What is window.origin
? It doesn't seem to be documented in the usual place.
It looks like it might be very similar to window.location.origin
- for example, here on Stack Overflow, both return
https://stackoverflow.com
But inside an iframe
, they're different:
console.log(window.location.origin);
console.log(window.origin);
https://stacksnippets.net null
The embedded snippet is inside an iframe
without allow-same-origin
. If you change the iframe, for example, if you edit Stack Overflow's HTML and manually add the attribute:
<iframe name="313b857b-943a-7ffd-4663-3d9060cf4cb6" sandbox="allow-same-origin allow-forms allow-modals allow-scripts" class="snippet-box-edit" frameborder="0" style="">
^^^^^^^^^^^^^^^^^^
and then run the snippet, you get:
https://stacksnippets.net https://stacksnippets.net
The same sort of behavior is exhibited on other sites with <iframe>
s.
Google does not appear to have any authoritative links on the subject.
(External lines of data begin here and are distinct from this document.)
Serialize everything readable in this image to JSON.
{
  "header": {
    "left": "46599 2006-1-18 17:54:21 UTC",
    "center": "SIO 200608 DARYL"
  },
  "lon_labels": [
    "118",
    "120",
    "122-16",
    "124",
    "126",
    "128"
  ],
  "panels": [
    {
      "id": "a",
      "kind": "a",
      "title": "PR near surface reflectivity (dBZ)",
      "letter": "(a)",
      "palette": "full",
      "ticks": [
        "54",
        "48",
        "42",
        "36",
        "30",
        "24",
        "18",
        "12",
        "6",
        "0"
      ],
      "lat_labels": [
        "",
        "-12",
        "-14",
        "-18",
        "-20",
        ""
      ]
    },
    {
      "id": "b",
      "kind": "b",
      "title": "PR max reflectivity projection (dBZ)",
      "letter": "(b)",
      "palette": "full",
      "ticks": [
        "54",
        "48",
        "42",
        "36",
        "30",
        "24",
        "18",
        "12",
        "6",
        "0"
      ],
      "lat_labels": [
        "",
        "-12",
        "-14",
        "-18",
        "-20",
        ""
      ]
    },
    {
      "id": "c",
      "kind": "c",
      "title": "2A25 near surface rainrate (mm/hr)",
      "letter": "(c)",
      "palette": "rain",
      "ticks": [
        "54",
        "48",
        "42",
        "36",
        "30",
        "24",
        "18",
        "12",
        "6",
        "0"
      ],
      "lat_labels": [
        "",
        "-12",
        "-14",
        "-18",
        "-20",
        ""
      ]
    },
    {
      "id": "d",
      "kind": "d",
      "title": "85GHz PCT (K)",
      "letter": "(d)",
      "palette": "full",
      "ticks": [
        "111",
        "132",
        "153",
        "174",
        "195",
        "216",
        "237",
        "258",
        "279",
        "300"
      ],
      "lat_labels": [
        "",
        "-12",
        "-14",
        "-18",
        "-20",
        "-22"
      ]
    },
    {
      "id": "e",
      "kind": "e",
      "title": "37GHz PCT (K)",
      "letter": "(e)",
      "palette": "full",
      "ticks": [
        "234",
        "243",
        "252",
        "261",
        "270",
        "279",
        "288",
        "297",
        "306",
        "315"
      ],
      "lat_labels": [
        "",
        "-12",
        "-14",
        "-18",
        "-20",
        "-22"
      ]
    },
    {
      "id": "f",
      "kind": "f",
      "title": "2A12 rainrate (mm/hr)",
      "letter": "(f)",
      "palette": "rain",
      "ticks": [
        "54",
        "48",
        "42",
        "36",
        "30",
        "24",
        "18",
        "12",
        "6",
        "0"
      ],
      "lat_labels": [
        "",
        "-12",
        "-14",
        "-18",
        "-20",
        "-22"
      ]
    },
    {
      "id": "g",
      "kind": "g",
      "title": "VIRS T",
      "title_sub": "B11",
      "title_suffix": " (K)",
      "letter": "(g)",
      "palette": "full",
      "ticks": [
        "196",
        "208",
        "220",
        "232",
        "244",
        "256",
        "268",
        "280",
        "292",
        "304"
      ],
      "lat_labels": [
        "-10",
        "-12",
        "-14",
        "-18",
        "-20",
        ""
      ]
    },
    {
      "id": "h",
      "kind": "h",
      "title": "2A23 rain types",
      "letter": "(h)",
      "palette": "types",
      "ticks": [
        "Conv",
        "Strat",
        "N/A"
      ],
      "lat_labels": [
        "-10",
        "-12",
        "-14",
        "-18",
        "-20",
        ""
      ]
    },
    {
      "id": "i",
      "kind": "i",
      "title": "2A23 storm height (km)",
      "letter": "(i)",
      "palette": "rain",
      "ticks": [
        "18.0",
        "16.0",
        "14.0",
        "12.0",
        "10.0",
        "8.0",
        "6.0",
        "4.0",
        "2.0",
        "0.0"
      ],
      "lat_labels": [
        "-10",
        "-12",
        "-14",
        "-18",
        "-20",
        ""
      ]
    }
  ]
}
Searching for the exact phrase + Javascript gives many results related to iframe
s and postMessage
, but no precise description of what window.origin
actually is.
Calling postMessage
from a child iframe
appears to result in the parent window receiving a message with the origin
property matching the window.origin
of the child frame - without allow-same-origin
, it's null
, otherwise it looks like it's the same as the window.location.origin
of the child.
The above is what I think I've figured out from guessing-and-checking, but I'm nowhere near certain. I'd appreciate a confirmation/explanation, preferably with a link to an authoritative source.